“You alarm me,” the widow declared. “And in speaking ill of you, his only motive was to raise his favorite in Nefert’s estimation.”
“Tell me what he said!” cried the pioneer; cold drops stood on his brown forehead, and his glaring eyes showed the white eye-balls.
Katuti quailed before him, and drew back, but he followed her, seized her arm, and said huskily:
“What did he say?”
“Paaker!” cried the widow in pain and indignation. “Let me go. It is better for you that I should not repeat the words with which Rameses sought to turn Nefert’s heart from you. Let me go, and remember to whom you are speaking.”
But Paaker gripped her elbow the tighter, and urgently repeated his question.
“Shame upon you!” cried Katuti, “you are hurting me; let me go! You will not till you have heard what he said? Have your own way then, but the words are forced from me! He said that if he did not know your mother Setchem for an honest woman, he never would have believed you were your father’s son—for you were no more like him than an owl to an eagle.”
Paaker took his hand from Katuti’s arm. “And so—and so—” he muttered with pale lips.
“Nefert took your part, and I too, but in vain. Do not take the words too hardly. Your father was a man without an equal, and Rameses cannot forget that we are related to the old royal house. His grandfather, his father, and himself are usurpers, and there is one now living who has a better right to the throne than he has.”

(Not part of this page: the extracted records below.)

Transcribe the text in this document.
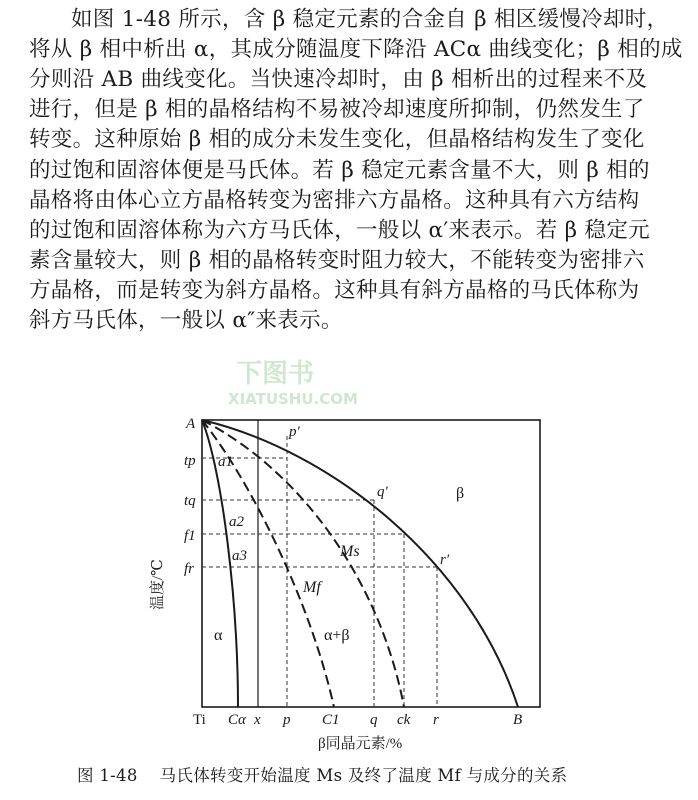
如图 1-48 所示，含 β 稳定元素的合金自 β 相区缓慢冷却时，
将从 β 相中析出 α，其成分随温度下降沿 ACα 曲线变化；β 相的成
分则沿 AB 曲线变化。当快速冷却时，由 β 相析出的过程来不及
进行，但是 β 相的晶格结构不易被冷却速度所抑制，仍然发生了
转变。这种原始 β 相的成分未发生变化，但晶格结构发生了变化
的过饱和固溶体便是马氏体。若 β 稳定元素含量不大，则 β 相的
晶格将由体心立方晶格转变为密排六方晶格。这种具有六方结构
的过饱和固溶体称为六方马氏体，一般以 α′来表示。若 β 稳定元
素含量较大，则 β 相的晶格转变时阻力较大，不能转变为密排六
方晶格，而是转变为斜方晶格。这种具有斜方晶格的马氏体称为
斜方马氏体，一般以 α″来表示。
下图书
XIATUSHU.COM
A
tp
tq
f1
fr
Ti Cα x p C1 q ck r	B
p′
q′
r′
a1
a2
a3
β
α	α+β
Ms
Mf
β同晶元素/%
温度/℃
图 1-48 马氏体转变开始温度 Ms 及终了温度 Mf 与成分的关系
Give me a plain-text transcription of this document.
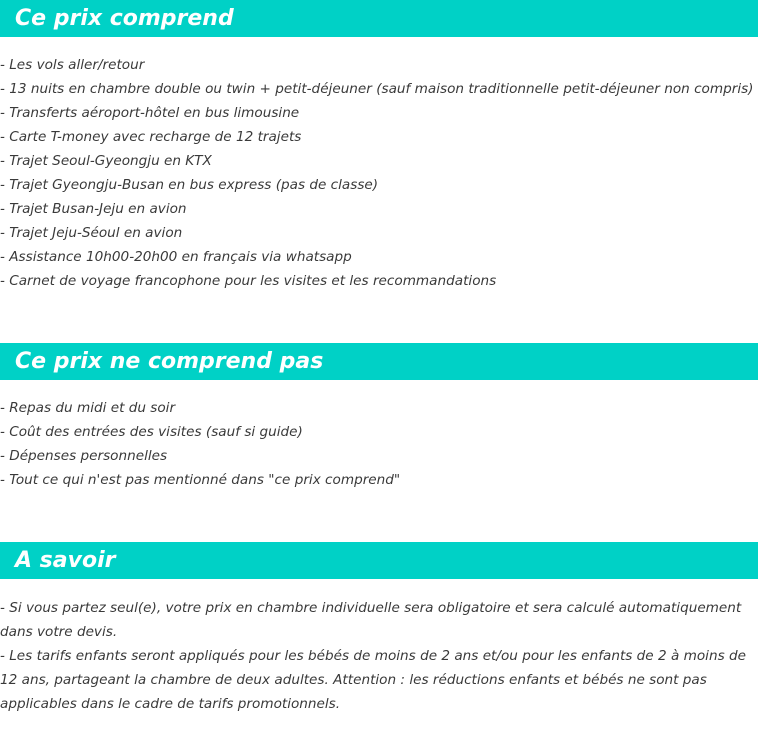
Ce prix comprend
- Les vols aller/retour
- 13 nuits en chambre double ou twin + petit-déjeuner (sauf maison traditionnelle petit-déjeuner non compris)
- Transferts aéroport-hôtel en bus limousine
- Carte T-money avec recharge de 12 trajets
- Trajet Seoul-Gyeongju en KTX
- Trajet Gyeongju-Busan en bus express (pas de classe)
- Trajet Busan-Jeju en avion
- Trajet Jeju-Séoul en avion
- Assistance 10h00-20h00 en français via whatsapp
- Carnet de voyage francophone pour les visites et les recommandations
Ce prix ne comprend pas
- Repas du midi et du soir
- Coût des entrées des visites (sauf si guide)
- Dépenses personnelles
- Tout ce qui n'est pas mentionné dans "ce prix comprend"
A savoir

- Si vous partez seul(e), votre prix en chambre individuelle sera obligatoire et sera calculé automatiquement dans votre devis.

- Les tarifs enfants seront appliqués pour les bébés de moins de 2 ans et/ou pour les enfants de 2 à moins de 12 ans, partageant la chambre de deux adultes. Attention : les réductions enfants et bébés ne sont pas applicables dans le cadre de tarifs promotionnels.
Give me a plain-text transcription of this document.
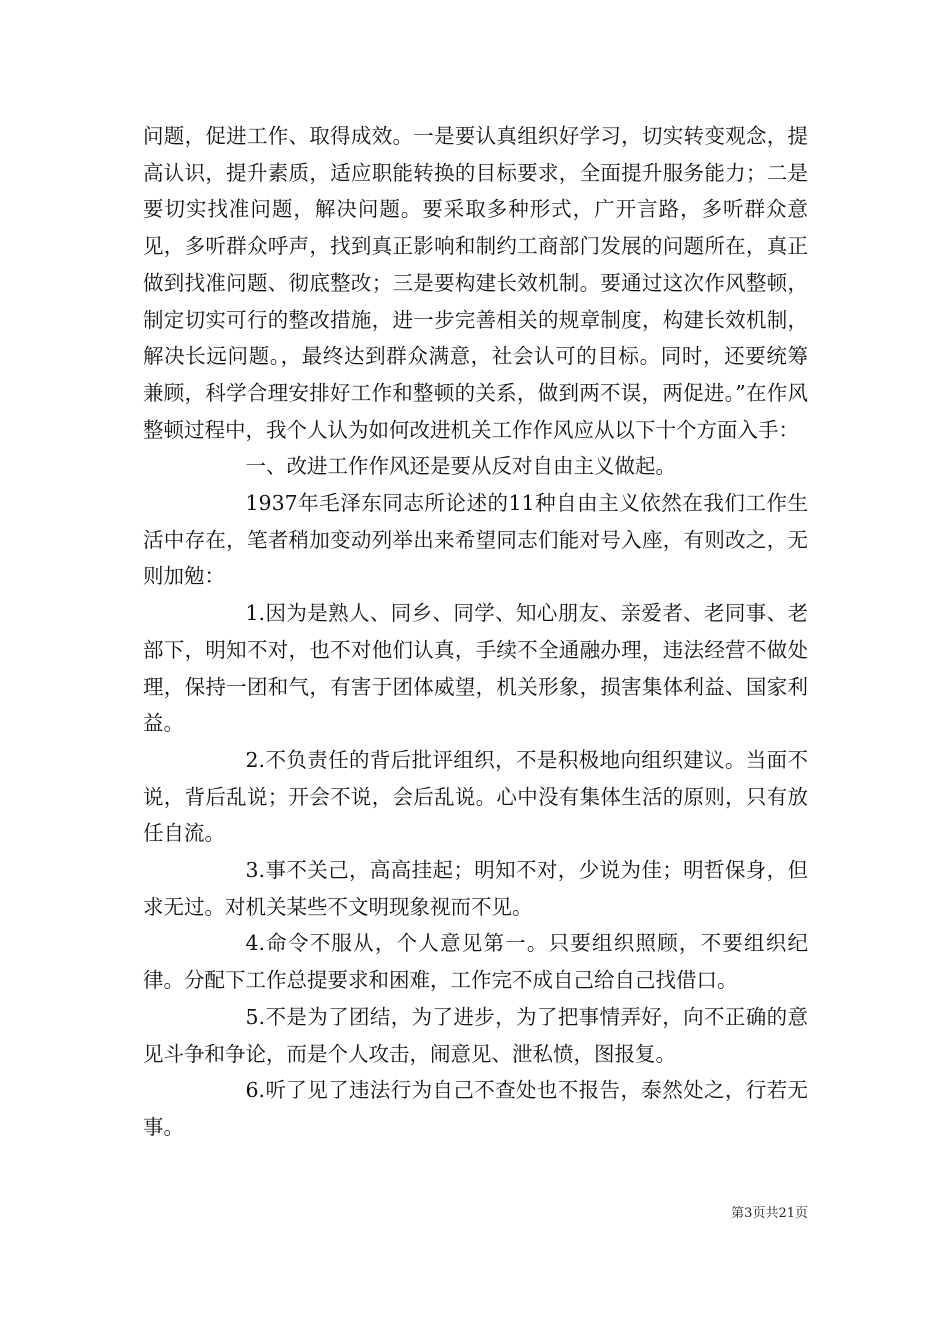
问题，促进工作、取得成效。一是要认真组织好学习，切实转变观念，提高认识，提升素质，适应职能转换的目标要求，全面提升服务能力；二是要切实找准问题，解决问题。要采取多种形式，广开言路，多听群众意见，多听群众呼声，找到真正影响和制约工商部门发展的问题所在，真正做到找准问题、彻底整改；三是要构建长效机制。要通过这次作风整顿，制定切实可行的整改措施，进一步完善相关的规章制度，构建长效机制，解决长远问题。，最终达到群众满意，社会认可的目标。同时，还要统筹兼顾，科学合理安排好工作和整顿的关系，做到两不误，两促进。”在作风整顿过程中，我个人认为如何改进机关工作作风应从以下十个方面入手：

一、改进工作作风还是要从反对自由主义做起。

1937年毛泽东同志所论述的11种自由主义依然在我们工作生活中存在，笔者稍加变动列举出来希望同志们能对号入座，有则改之，无则加勉：

1.因为是熟人、同乡、同学、知心朋友、亲爱者、老同事、老部下，明知不对，也不对他们认真，手续不全通融办理，违法经营不做处理，保持一团和气，有害于团体威望，机关形象，损害集体利益、国家利益。

2.不负责任的背后批评组织，不是积极地向组织建议。当面不说，背后乱说；开会不说，会后乱说。心中没有集体生活的原则，只有放任自流。

3.事不关己，高高挂起；明知不对，少说为佳；明哲保身，但求无过。对机关某些不文明现象视而不见。

4.命令不服从，个人意见第一。只要组织照顾，不要组织纪律。分配下工作总提要求和困难，工作完不成自己给自己找借口。

5.不是为了团结，为了进步，为了把事情弄好，向不正确的意见斗争和争论，而是个人攻击，闹意见、泄私愤，图报复。

6.听了见了违法行为自己不查处也不报告，泰然处之，行若无事。

第3页共21页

“The Regent Ani!” exclaimed Paaker decisively. Katuti nodded, she went up to the pioneer and said in a whisper:
“I put myself in your hands, though I know they may be raised against me. But you are my natural ally, for that same act of Rameses that disgraced and injured you, made me a partner in the designs of Ani. The king robbed you of your bride, me of my daughter. He filled your soul with hatred for your arrogant rival, and mine with passionate regret for the lost happiness of my child. I feel the blood of Hatasu in my veins, and my spirit is high enough to govern men. It was I who roused the sleeping ambition of the Regent—I who directed his gaze to the throne to which he was destined by the Gods. The ministers of the Gods, the priests, are favorably disposed to us; we have—”
At this moment there was a commotion in the garden, and a breathless slave rushed in exclaiming “The Regent is at the gate!”
Paaker stood in stupid perplexity, but he collected himself with an effort and would have gone, but Katuti detained him.
“I will go forward to meet Ani,” she said. “He will be rejoiced to see you, for he esteems you highly and was a friend of your father’s.”
As soon as Katuti had left the hall, the dwarf Nemu crept out of his hiding-place, placed himself in front of Paaker, and asked boldly:
“Well? Did I give thee good advice yesterday, or no?”